Prof. W. PEDRYCZ

Department of Electrical & Computer Engineering University of Alberta, Canada

Witold Pedrycz is a Professor and Canada Research Chair (CRC) in Computational Intelligence in the Department of Electrical and Computer Engineering, University of Alberta, Edmonton, Canada. He is also with the Systems Research Institute of the Polish Academy of Sciences, Warsaw, Poland. He also holds an appointment of special professorship in the School of Computer Science, University of Nottingham, UK. In 2009 Dr. Pedrycz was elected a foreign member of the Polish Academy of Sciences. In 2012 he was elected a Fellow of the Royal Society of Canada. Witold Pedrycz has been a member of numerous program committees of IEEE conferences in the area of fuzzy sets and neurocomputing. In 2007 he received a prestigious Norbert Wiener award from the IEEE Systems, Man, and Cybernetics Council. He is a recipient of the IEEE Canada Computer Engineering Medal 2008. In 2009 he has received a Cajastur Prize for Soft Computing from the European Centre for Soft Computing for “pioneering and multifaceted contributions to Granular Computing”. In 2013 has was awarded a Killam Prize. In the same year he received a Fuzzy Pioneer Award 2013 from the IEEE Computational Intelligence Society. His main research directions involve Computational Intelligence, fuzzy modeling and Granular Computing, knowledge discovery and data mining, fuzzy control, pattern recognition, knowledge-based neural networks, relational computing, and Software Engineering. He has published numerous papers in this area. He is also an author of 15 research monographs covering various aspects of Computational Intelligence, data mining, and Software Engineering. Dr. Pedrycz is intensively involved in editorial activities. He is an Editor-in-Chief journal of “Information Sciences” and Editor-in-Chief of “WIREs Data Mining and Knowledge Discovery” (Wiley), Editor-in-Chief of “Granular Computing” and Associate Editor of IEEE Transactions on Fuzzy Systems. He is a member of the number of editorial boards of other international journals. His H-index is 129.

Keynote Speech:

A Unified Data and Knowledge Environment of Machine Learning:

Towards Sustainable Computing

Abstract

Over the recent years, we have been witnessing truly remarkable progress in Machine Learning (ML) with highly visible accomplishments encountered, in particular, in natural language processing and computer vision impacting numerous areas of human endeavours. Driven inherently by the technologically advanced learning and architectural developments, ML constructs are highly impactful coming with far reaching consequences; just to mention autonomous vehicles, control, health care imaging, decision-making in critical areas, among others. 

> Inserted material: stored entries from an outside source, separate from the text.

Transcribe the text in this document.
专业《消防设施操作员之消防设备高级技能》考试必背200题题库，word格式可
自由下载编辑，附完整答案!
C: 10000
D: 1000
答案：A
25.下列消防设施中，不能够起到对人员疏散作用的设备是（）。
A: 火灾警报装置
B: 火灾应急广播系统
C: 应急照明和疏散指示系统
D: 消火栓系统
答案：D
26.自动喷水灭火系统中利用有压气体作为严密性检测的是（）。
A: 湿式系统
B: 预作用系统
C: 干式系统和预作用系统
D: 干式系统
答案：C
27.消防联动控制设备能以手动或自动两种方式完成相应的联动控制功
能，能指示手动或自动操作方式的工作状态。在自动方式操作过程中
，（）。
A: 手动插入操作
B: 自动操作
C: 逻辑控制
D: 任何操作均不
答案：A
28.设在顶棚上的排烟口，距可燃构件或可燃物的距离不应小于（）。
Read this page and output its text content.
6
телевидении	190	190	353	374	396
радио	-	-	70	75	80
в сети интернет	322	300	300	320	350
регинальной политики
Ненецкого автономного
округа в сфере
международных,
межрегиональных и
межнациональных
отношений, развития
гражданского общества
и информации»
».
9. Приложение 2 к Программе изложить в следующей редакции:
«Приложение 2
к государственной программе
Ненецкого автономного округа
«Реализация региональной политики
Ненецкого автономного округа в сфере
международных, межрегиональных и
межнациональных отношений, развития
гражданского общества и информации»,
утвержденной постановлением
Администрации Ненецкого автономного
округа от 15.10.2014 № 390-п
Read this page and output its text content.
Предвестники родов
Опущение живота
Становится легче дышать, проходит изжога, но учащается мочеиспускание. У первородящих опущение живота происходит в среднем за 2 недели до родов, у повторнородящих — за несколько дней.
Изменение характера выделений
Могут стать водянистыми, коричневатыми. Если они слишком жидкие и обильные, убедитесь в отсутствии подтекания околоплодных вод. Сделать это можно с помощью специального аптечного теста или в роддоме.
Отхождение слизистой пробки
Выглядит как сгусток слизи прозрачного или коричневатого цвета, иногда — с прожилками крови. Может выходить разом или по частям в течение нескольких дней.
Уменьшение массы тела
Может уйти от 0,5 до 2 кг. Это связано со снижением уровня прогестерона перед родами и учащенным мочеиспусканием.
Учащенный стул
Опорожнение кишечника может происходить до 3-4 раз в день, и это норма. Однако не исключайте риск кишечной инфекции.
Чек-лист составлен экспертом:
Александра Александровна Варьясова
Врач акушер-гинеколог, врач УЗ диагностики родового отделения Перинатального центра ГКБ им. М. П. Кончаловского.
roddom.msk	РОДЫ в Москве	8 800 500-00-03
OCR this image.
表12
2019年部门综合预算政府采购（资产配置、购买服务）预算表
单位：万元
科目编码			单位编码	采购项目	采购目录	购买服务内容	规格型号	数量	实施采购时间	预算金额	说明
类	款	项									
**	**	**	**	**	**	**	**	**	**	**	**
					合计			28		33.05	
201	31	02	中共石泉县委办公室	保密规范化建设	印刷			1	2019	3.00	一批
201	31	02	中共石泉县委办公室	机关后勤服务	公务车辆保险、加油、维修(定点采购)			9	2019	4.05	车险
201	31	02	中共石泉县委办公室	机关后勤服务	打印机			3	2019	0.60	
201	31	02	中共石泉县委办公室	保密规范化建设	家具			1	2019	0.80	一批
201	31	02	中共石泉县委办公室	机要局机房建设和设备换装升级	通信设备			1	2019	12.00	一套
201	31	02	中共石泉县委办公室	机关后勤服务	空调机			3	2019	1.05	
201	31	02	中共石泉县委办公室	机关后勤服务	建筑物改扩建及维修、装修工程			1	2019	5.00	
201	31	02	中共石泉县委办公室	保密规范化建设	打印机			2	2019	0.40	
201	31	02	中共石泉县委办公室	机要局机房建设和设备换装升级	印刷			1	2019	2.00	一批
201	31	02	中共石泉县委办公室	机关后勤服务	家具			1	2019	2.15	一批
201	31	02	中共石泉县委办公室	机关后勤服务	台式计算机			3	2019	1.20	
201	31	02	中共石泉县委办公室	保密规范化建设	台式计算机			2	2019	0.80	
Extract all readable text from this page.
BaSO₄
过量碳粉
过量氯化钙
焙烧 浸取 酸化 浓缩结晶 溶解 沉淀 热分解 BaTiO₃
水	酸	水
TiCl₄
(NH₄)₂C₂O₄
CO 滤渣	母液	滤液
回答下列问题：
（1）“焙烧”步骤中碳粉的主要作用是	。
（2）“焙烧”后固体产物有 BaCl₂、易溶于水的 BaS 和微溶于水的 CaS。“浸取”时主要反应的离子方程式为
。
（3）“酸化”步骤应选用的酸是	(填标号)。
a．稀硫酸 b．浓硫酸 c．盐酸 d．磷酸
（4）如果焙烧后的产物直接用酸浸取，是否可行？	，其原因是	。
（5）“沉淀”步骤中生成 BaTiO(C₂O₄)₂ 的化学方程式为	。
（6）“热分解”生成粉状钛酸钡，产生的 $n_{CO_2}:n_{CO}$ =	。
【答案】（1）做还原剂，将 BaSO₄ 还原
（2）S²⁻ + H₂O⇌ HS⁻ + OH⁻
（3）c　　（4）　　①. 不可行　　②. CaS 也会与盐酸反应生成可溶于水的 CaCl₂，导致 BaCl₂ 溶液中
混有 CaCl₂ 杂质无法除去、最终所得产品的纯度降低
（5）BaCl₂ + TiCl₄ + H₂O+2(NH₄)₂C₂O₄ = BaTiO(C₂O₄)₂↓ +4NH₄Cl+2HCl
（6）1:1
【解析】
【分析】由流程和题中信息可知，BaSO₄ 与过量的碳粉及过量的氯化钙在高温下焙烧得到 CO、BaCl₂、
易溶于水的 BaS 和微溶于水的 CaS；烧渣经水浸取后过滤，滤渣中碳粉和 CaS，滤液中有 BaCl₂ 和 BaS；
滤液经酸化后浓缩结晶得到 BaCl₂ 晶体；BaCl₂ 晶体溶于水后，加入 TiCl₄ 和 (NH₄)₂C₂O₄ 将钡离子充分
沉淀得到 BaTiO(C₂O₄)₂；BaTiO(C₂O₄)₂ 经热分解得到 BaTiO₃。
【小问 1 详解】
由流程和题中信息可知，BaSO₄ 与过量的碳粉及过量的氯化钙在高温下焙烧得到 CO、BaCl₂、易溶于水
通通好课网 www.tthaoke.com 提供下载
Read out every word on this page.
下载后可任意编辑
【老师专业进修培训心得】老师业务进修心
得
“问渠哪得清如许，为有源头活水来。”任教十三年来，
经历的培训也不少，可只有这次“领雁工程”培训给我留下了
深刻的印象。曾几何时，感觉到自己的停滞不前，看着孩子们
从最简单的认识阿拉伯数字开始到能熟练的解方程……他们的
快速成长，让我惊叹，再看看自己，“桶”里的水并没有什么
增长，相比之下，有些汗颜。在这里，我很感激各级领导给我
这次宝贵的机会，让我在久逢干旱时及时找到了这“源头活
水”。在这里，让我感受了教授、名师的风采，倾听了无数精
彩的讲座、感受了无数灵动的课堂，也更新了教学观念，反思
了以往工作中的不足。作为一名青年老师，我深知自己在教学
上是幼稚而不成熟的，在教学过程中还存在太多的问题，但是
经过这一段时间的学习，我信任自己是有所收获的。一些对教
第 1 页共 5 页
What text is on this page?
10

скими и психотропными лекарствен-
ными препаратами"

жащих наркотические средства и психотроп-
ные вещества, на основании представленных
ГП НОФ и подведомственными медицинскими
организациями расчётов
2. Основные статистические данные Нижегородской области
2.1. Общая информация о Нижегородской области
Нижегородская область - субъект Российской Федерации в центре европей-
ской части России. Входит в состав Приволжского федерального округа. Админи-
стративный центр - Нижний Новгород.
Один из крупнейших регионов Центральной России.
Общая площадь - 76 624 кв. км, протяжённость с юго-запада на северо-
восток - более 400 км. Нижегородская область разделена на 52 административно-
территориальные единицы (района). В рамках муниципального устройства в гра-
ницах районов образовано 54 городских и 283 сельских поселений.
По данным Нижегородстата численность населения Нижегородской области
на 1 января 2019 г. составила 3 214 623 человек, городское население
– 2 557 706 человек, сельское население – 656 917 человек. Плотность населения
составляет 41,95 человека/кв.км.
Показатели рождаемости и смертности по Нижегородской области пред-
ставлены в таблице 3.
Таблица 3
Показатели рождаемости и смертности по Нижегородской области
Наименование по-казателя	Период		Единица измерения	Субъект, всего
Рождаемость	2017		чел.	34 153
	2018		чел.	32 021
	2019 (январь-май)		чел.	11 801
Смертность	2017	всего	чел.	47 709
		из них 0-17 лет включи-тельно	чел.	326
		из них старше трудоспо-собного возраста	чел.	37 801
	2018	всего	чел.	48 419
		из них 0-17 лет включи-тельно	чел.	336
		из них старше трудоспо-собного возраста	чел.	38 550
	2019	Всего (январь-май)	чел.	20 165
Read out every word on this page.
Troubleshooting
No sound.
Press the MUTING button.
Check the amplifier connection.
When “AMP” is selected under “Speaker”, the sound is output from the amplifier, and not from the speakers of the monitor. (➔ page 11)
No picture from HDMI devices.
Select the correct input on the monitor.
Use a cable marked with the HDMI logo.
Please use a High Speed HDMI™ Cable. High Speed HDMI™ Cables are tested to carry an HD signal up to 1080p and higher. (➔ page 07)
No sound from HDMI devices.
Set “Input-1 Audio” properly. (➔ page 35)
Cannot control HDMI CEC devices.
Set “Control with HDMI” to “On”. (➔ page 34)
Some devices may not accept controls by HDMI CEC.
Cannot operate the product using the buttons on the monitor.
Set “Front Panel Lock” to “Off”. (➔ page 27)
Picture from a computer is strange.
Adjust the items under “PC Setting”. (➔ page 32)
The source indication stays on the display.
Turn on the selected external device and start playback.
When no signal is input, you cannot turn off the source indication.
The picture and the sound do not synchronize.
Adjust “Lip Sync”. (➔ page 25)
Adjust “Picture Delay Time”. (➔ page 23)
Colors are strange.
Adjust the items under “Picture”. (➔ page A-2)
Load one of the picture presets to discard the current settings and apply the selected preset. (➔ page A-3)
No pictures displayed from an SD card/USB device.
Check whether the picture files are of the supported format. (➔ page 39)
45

Data are central and of paramount relevance to the design methodology and algorithms of ML. While they are behind successes of ML, there are also far-reaching challenges that require urgent attention especially with the growing importance of requirements of interpretability, transparency, credibility, stability, and explainability.   As a new direction, data-knowledge ML concerns a prudent and orchestrated involvement of data and domain knowledge used holistically to realize learning mechanisms and support the formation of the models.

The objective of this talk is to identify the challenges and develop a unique and comprehensive setting of data-knowledge environment in the realization of the development of ML models. We review some existing directions including concepts arising under the name of physics informed ML.

Key ways of elicitation and accommodation of domain knowledge are investigated. An impact on the structuralization of the ML architectures and the ensuing implications on the interpretability, explainability and credibility as well as semantic stability are studied. We investigate the representative topologies of ML models identifying data and knowledge functional modules and interactions among them. The detailed considerations on the facet of explainability including new ideas of semantic stability are covered. We also elaborate on the central role of information granularity in this area.

Illustrative examples involving rule-based models, neural networks, logic-oriented networks are discussed.